A observer les résultats de la dernière élection présidentielle, Sarkozy avait été rejeté par les électeurs de Woippy. François Hollande avait séduit 58,63% au second tour. Cette percée de Hollande à la présidentielle peut-elle jouer en faveur du candidat PS ? «Une élection n’est jamais gagnée d’avance mais elle s’annonce difficile. C’est une ville qui est tout de même à gauche» affirme prudemment son maire-candidat.

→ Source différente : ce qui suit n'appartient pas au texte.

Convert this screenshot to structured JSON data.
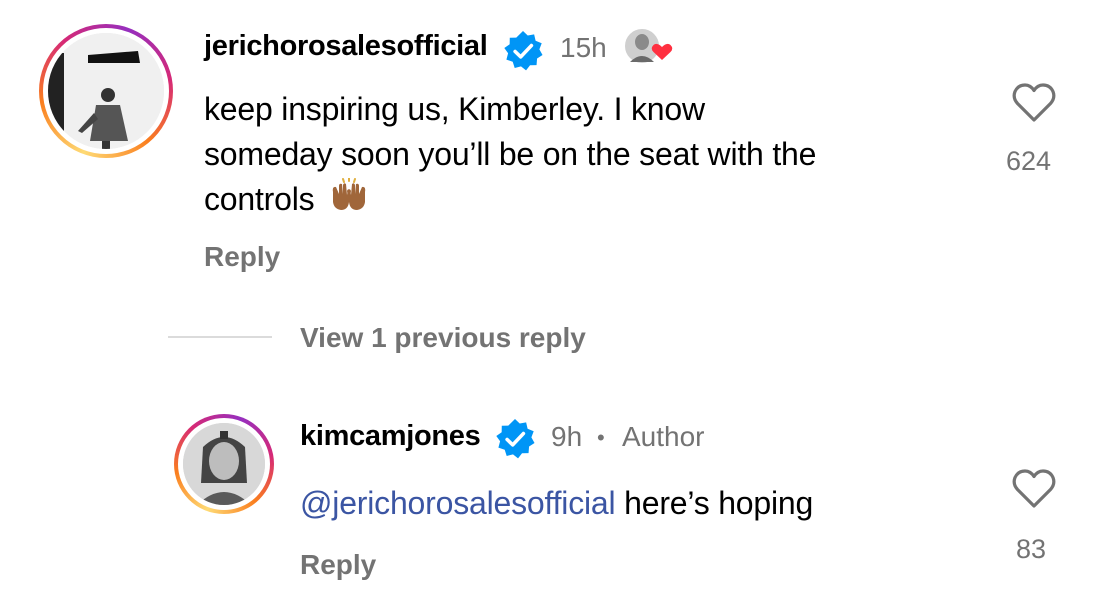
{
  "comments": [
    {
      "username": "jerichorosalesofficial",
      "time": "15h",
      "text": "keep inspiring us, Kimberley. I know someday soon you'll be on the seat with the controls 🙌🏽",
      "text_lines": [
        "keep inspiring us, Kimberley. I know",
        "someday soon you’ll be on the seat with the",
        "controls"
      ],
      "emoji": "🙌🏽",
      "reply_label": "Reply",
      "likes": "624",
      "icons": {
        "verified": "verified-badge-icon",
        "like": "heart-outline-icon",
        "liked_by_author": "author-liked-avatar-heart-icon"
      }
    },
    {
      "username": "kimcamjones",
      "time": "9h",
      "separator": "•",
      "author_label": "Author",
      "mention": "@jerichorosalesofficial",
      "text": "here’s hoping",
      "reply_label": "Reply",
      "likes": "83",
      "icons": {
        "verified": "verified-badge-icon",
        "like": "heart-outline-icon"
      }
    }
  ],
  "thread": {
    "view_previous": "View 1 previous reply"
  },
  "colors": {
    "verified": "#0095f6",
    "mention": "#3b55a3",
    "secondary": "#737373",
    "divider": "#dbdbdb"
  }
}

Côté économie, Woippy connaît un taux de chômage et un niveau de qualification faible. «Le maire ne peut pas faire grand-chose sur le contexte économique. Autant il peut inverser une tendance comme celle de l’insécurité mais pas la courbe du chômage. Ca nous échappe» affirme –t-il. Le maire qui ne veut toutefois pas tomber dans le piège de Jospin en 2002 met en avant l’école de la seconde chance ou encore une seconde maison de l’emploi mise à disposition de la population. «Mais un maire ne peut pas faire de miracle sur l’emploi. Et par ailleurs, le problème n’est pas l’implantation d’entreprises sur Woippy mais le niveau de qualification des habitants, notamment des jeunes» se justifie-t-il pour expliquer ce boulet qu’est le chômage et qui mine la ville de 13 000 habitants.

Le PS pointe du doigt la dette et les impôts

Pour le candidat PS, le gros point noir du bilan de François Grosdidier est la dette. Il affirme que le maire sortant a mal géré les caisses de la ville avec un système de dépenses opaque et organisé. «Le système Grosdidier» glisse un cadre du PS de Moselle qui veut en finir avec le sénateur-maire. Selon Jacques Clément, la dette a explosé en 2013 passant de 10 à 40 millions d’euros soit 3 000 euros par habitant. Une dette digne de très grandes villes de plus de 100 000 habitants.

La gauche compte donc bien dénoncer au fil de la campagne la gestion de François Grosdidier. Appuyer où ça fait mal. Le maire UMP s’en défend affirmant que la ville a dû investir : rénovation du secteur de la gare SNCF, pistes cyclables, caméras de vidéosurveillances, rénovation des quartiers, loisirs… «J’ai dû prendre en main une ville qui perdait des habitants. Woippy a dû investir. J’ai hérité d’un excédant de gestion mais rien n’avait été fait. La dette a augmenté oui mais elle baisse depuis 4 ans» se défend François Grosdidier, conscient que ses adversaires tirent à boulet rouge contre son bilan de gestion. «Ils n’ont rien à dire sur le reste, il faut bien qu’ils trouvent quelque chose» tacle-t-il.

«Ma notoriété ne se transmets pas»

Le maire sortant s’engage en tout cas à ne pas augmenter les impôts «si l’Etat ne baisse pas ses dotations aux collectivités locales». Autant dire que les chances de baisse ou de stabilité des impôts à Woippy sont assez minces tant l’Etat veut réduire sa participation au budget des villes, régions et départements. «Mais la fiscalité à Woippy est saine, elle est moins élevée qu’à Metz évidemment» précisé le maire UMP.

Même si le favori de la bataille semble être le maire sortant, Woippy, sociologiquement favorable au PS pourrait basculer vers sa gauche. Mais avec un climat de défiance sans précédent contre le gouvernement et un candidat moins connu que François Grosdidier, la messe semble dite. «J’ai choisi Woippy et pas Metz car j’avais encore beaucoup à faire ici. Toutefois, j’ai une notoriété qui ne se transmet pas. Mes adjoints et les habitants m’ont demandé de rester ici» dit le sénateur-maire à qui on prédisait une ambition à Metz pour faire face à Dominique Gros (PS). «Je m’occupe de ma campagne, il y a déjà beaucoup à faire» affirme le maire. S’il veut éviter tout commentaire sur la campagne de la droite à Metz, une critique lui brûle les lèvres. «La campagne à Metz est menée par un homme qui n’est pas de la droite républicaine et qui veut le faire croire. C’est une campagne de l’ambiguïté qui explique les couacs» dit-il. Le feuilleton Masson-Grosdidier ne sera décidemment jamais terminé.